Why?

Turing hardware, management software, networking, and storage is being upgraded.

Impact

Turing research cluster is unavailable during the upgrade. Running jobs must be stopped.

Benefits

Users will have better, faster, more reliable hardware for research.

Action Needed

SLURM will not schedule any jobs that won't complete their allocated time by the deadline (9AM). If your jobs aren't submitting, and they don't use their entire time, reducing the time limit should allow them to run.

Details

Some major improvements to Turing:

  • New all-flash storage for home and scratch directories located inside the cluster network.
  • New 100 gigabit backend network providing access to storage, as well as providing an RDMA fabric for MPI between compute nodes. Along with the new storage, this has shown as much as 25x better performance in synthetic IO workloads.
  • Major software upgrade of Bright Cluster Manager from 8.1 to 9.2. Along with this, the base operating system is changing from RHEL 7.6 to Ubuntu 20.04, which is both newer, and should be more familiar to more people.
  • New hardware to support a virtual head node and login nodes. If someone overloads a login node, it will no longer incapacitate the whole system for all users. Additionally, most hardware maintenance can be performed by IT without causing interruption or downtime.

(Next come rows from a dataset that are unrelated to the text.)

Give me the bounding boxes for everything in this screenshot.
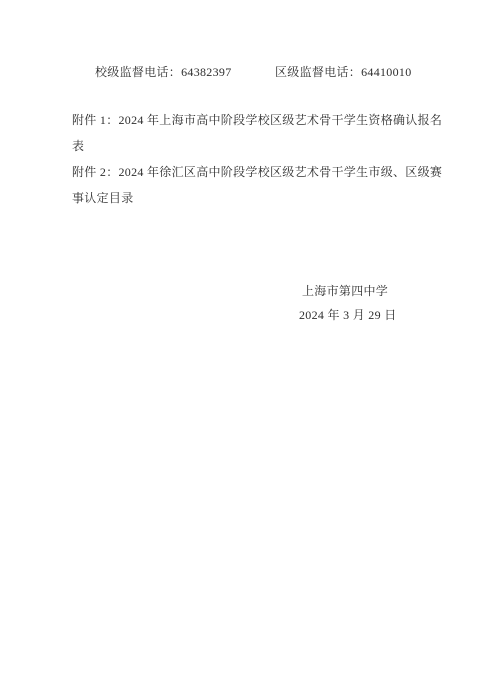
- district-supervision-phone: 区级监督电话：64410010: [275, 64, 412, 80]
- signature-date: 2024 年 3 月 29 日: [299, 307, 397, 323]
- school-supervision-phone: 校级监督电话：64382397: [95, 64, 232, 80]
- document-page: 校级监督电话：64382397 区级监督电话：64410010 附件 1：202…: [0, 0, 480, 679]
- attachment-2-reference-line-2: 事认定目录: [72, 190, 134, 206]
- signature-school-name: 上海市第四中学: [302, 283, 388, 299]
- attachment-1-reference-line-1: 附件 1：2024 年上海市高中阶段学校区级艺术骨干学生资格确认报名: [72, 112, 442, 128]
- attachment-2-reference-line-1: 附件 2：2024 年徐汇区高中阶段学校区级艺术骨干学生市级、区级赛: [72, 164, 442, 180]
- attachment-1-reference-line-2: 表: [72, 138, 84, 154]
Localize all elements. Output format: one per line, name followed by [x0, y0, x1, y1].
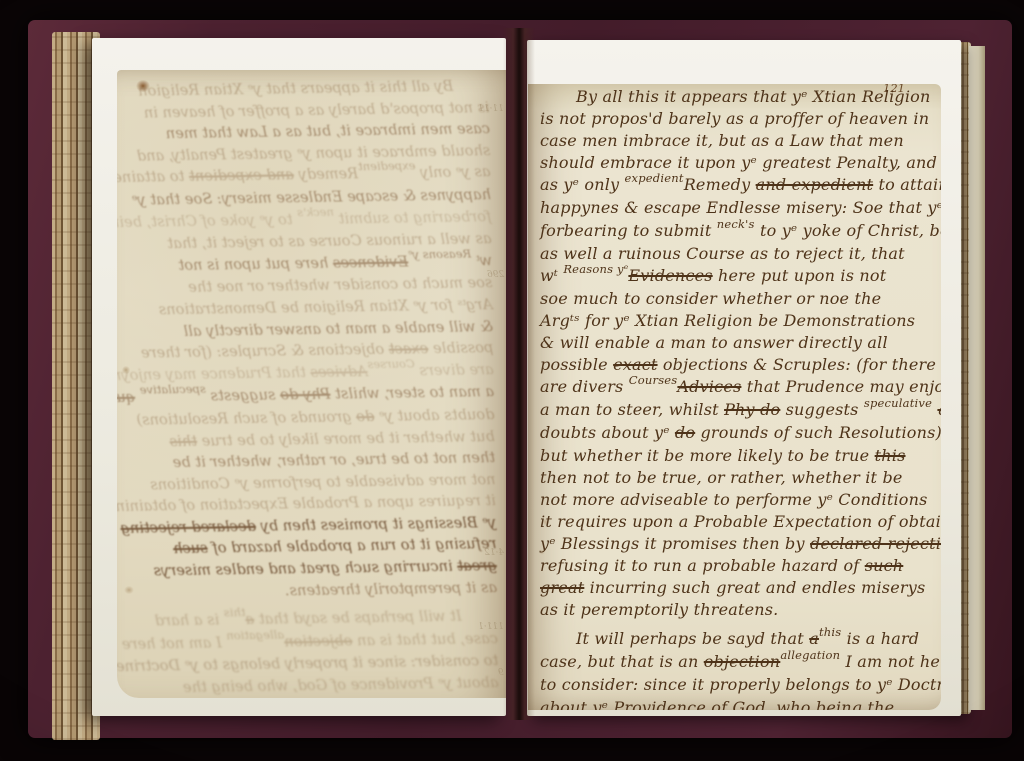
manuscript-line: it requires upon a Probable Expectation … — [540, 511, 937, 533]
manuscript-line: not more adviseable to performe yᵉ Condi… — [540, 489, 937, 511]
manuscript-line: is not propos'd barely as a proffer of h… — [540, 108, 937, 130]
pencil-annotation-showthrough: 4·12 — [484, 548, 504, 558]
manuscript-line: doubts about yᵉ do grounds of such Resol… — [540, 422, 937, 444]
pencil-annotation-showthrough: 9 — [498, 668, 504, 678]
manuscript-line: forbearing to submit neck's to yᵉ yoke o… — [540, 220, 937, 243]
pencil-annotation-showthrough: 111·1 — [478, 622, 504, 632]
pencil-annotation-showthrough: 11·11 — [478, 104, 504, 114]
manuscript-line: & will enable a man to answer directly a… — [540, 332, 937, 354]
manuscript-line: then not to be true, or rather, whether … — [540, 467, 937, 489]
manuscript-page-right: 121 By all this it appears that yᵉ Xtian… — [528, 84, 941, 710]
manuscript-text: By all this it appears that yᵉ Xtian Rel… — [540, 86, 937, 710]
manuscript-line: to consider: since it properly belongs t… — [540, 674, 937, 696]
photo-backdrop: By all this it appears that yᵉ Xtian Rel… — [0, 0, 1024, 761]
manuscript-line: It will perhaps be sayd that athis is a … — [540, 628, 937, 651]
manuscript-line: case, but that is an objectionallegation… — [540, 651, 937, 674]
manuscript-page-left: By all this it appears that yᵉ Xtian Rel… — [117, 70, 506, 698]
manuscript-line: should embrace it upon yᵉ greatest Penal… — [540, 152, 937, 174]
manuscript-line: possible exact objections & Scruples: (f… — [540, 354, 937, 376]
manuscript-line: great incurring such great and endles mi… — [540, 577, 937, 599]
manuscript-line: as it peremptorily threatens. — [540, 599, 937, 621]
manuscript-line: a man to steer, whilst Phy do suggests s… — [540, 399, 937, 422]
manuscript-line: about yᵉ Providence of God, who being th… — [540, 697, 937, 710]
manuscript-line: case men imbrace it, but as a Law that m… — [540, 130, 937, 152]
pencil-annotation-showthrough: 296 — [487, 270, 504, 280]
manuscript-line: yᵉ Blessings it promises then by declare… — [540, 533, 937, 555]
manuscript-line: By all this it appears that yᵉ Xtian Rel… — [540, 86, 937, 108]
manuscript-line: soe much to consider whether or noe the — [540, 288, 937, 310]
manuscript-line: but whether it be more likely to be true… — [540, 445, 937, 467]
cover-board-edge-right — [969, 46, 985, 710]
manuscript-line: refusing it to run a probable hazard of … — [540, 555, 937, 577]
manuscript-line: wᵗ Reasons yᵉEvidences here put upon is … — [540, 265, 937, 288]
manuscript-line: as yᵉ only expedientRemedy and expedient… — [540, 174, 937, 197]
manuscript-line: Argᵗˢ for yᵉ Xtian Religion be Demonstra… — [540, 310, 937, 332]
showthrough-line: as it peremptorily threatens. — [130, 577, 497, 604]
showthrough-text: By all this it appears that yᵉ Xtian Rel… — [122, 75, 499, 698]
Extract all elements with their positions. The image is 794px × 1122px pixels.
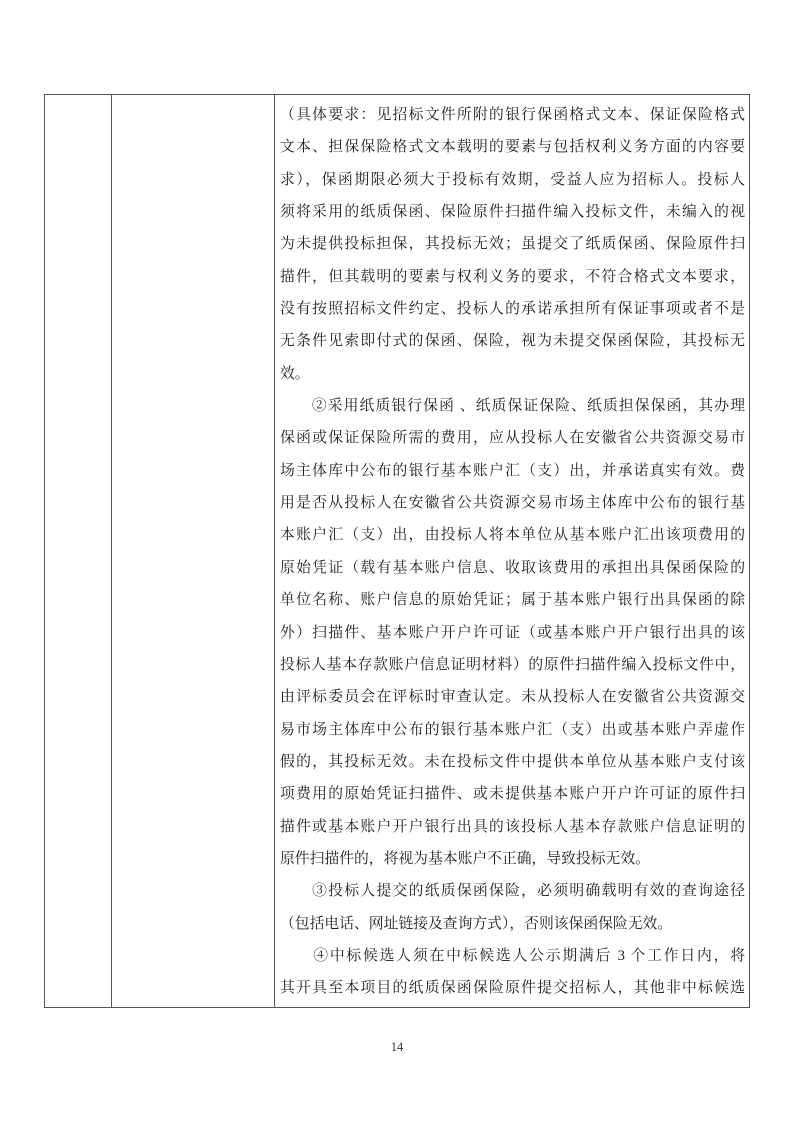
table-cell-content: （具体要求：见招标文件所附的银行保函格式文本、保证保险格式 文本、担保保险格式文… [275, 95, 749, 1007]
text-line: 本账户汇（支）出，由投标人将本单位从基本账户汇出该项费用的 [280, 519, 745, 551]
text-line: 外）扫描件、基本账户开户许可证（或基本账户开户银行出具的该 [280, 617, 745, 649]
text-line: 由评标委员会在评标时审查认定。未从投标人在安徽省公共资源交 [280, 681, 745, 713]
bid-guarantee-table: （具体要求：见招标文件所附的银行保函格式文本、保证保险格式 文本、担保保险格式文… [44, 94, 750, 1008]
table-cell-empty-1 [45, 95, 112, 1007]
text-line: ②采用纸质银行保函 、纸质保证保险、纸质担保保函，其办理 [280, 390, 745, 422]
text-line: 须将采用的纸质保函、保险原件扫描件编入投标文件，未编入的视 [280, 196, 745, 228]
text-line: 原始凭证（载有基本账户信息、收取该费用的承担出具保函保险的 [280, 552, 745, 584]
text-line: 为未提供投标担保，其投标无效；虽提交了纸质保函、保险原件扫 [280, 228, 745, 260]
table-cell-empty-2 [112, 95, 275, 1007]
text-line: （包括电话、网址链接及查询方式），否则该保函保险无效。 [280, 908, 745, 940]
text-line: 用是否从投标人在安徽省公共资源交易市场主体库中公布的银行基 [280, 487, 745, 519]
text-line: （具体要求：见招标文件所附的银行保函格式文本、保证保险格式 [280, 99, 745, 131]
text-line: 假的，其投标无效。未在投标文件中提供本单位从基本账户支付该 [280, 746, 745, 778]
text-line: 没有按照招标文件约定、投标人的承诺承担所有保证事项或者不是 [280, 293, 745, 325]
text-line: 保函或保证保险所需的费用，应从投标人在安徽省公共资源交易市 [280, 422, 745, 454]
text-line: 项费用的原始凭证扫描件、或未提供基本账户开户许可证的原件扫 [280, 778, 745, 810]
page-number: 14 [0, 1040, 794, 1055]
text-line: 文本、担保保险格式文本载明的要素与包括权利义务方面的内容要 [280, 131, 745, 163]
text-line: 投标人基本存款账户信息证明材料）的原件扫描件编入投标文件中， [280, 649, 745, 681]
text-line: 描件，但其载明的要素与权利义务的要求，不符合格式文本要求， [280, 261, 745, 293]
document-page: （具体要求：见招标文件所附的银行保函格式文本、保证保险格式 文本、担保保险格式文… [0, 0, 794, 1122]
text-line: 原件扫描件的，将视为基本账户不正确，导致投标无效。 [280, 843, 745, 875]
text-line: ④中标候选人须在中标候选人公示期满后 3 个工作日内，将 [280, 940, 745, 972]
text-line: 求），保函期限必须大于投标有效期，受益人应为招标人。投标人 [280, 164, 745, 196]
text-line: 效。 [280, 358, 745, 390]
text-line: 单位名称、账户信息的原始凭证；属于基本账户银行出具保函的除 [280, 584, 745, 616]
text-line: 无条件见索即付式的保函、保险，视为未提交保函保险，其投标无 [280, 325, 745, 357]
text-line: 易市场主体库中公布的银行基本账户汇（支）出或基本账户弄虚作 [280, 714, 745, 746]
text-line: 其开具至本项目的纸质保函保险原件提交招标人，其他非中标候选 [280, 972, 745, 1004]
text-line: 描件或基本账户开户银行出具的该投标人基本存款账户信息证明的 [280, 811, 745, 843]
text-line: ③投标人提交的纸质保函保险，必须明确载明有效的查询途径 [280, 875, 745, 907]
text-line: 场主体库中公布的银行基本账户汇（支）出，并承诺真实有效。费 [280, 455, 745, 487]
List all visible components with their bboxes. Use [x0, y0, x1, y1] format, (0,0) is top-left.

Impact of the architectural changes:

  • Due to the new operating system version new modules have been built. Please report to IT if any are missing. For Python, IT will automatically repair all root level venvs to use an equivalent new python module.
  • Turing home directories are no longer shared with Ace.

Additional changes/notes:

  • Renamed /work to /scratch to better reflect its intended purpose: a non-backed-up temporary/shared scratch space. There is a symbolic link from /work to /scratch so existing references to /work should still function correctly.
  • Most hostnames will be from new .turing.wpi.edu subdomain.
  • Host keys carried over from previous Turing configuration, so SSH should not be impacted. If any SSH key errors occur, please report these to IT.
  • With the completely new install, job numbers are resetting, and will start counting from 1 again.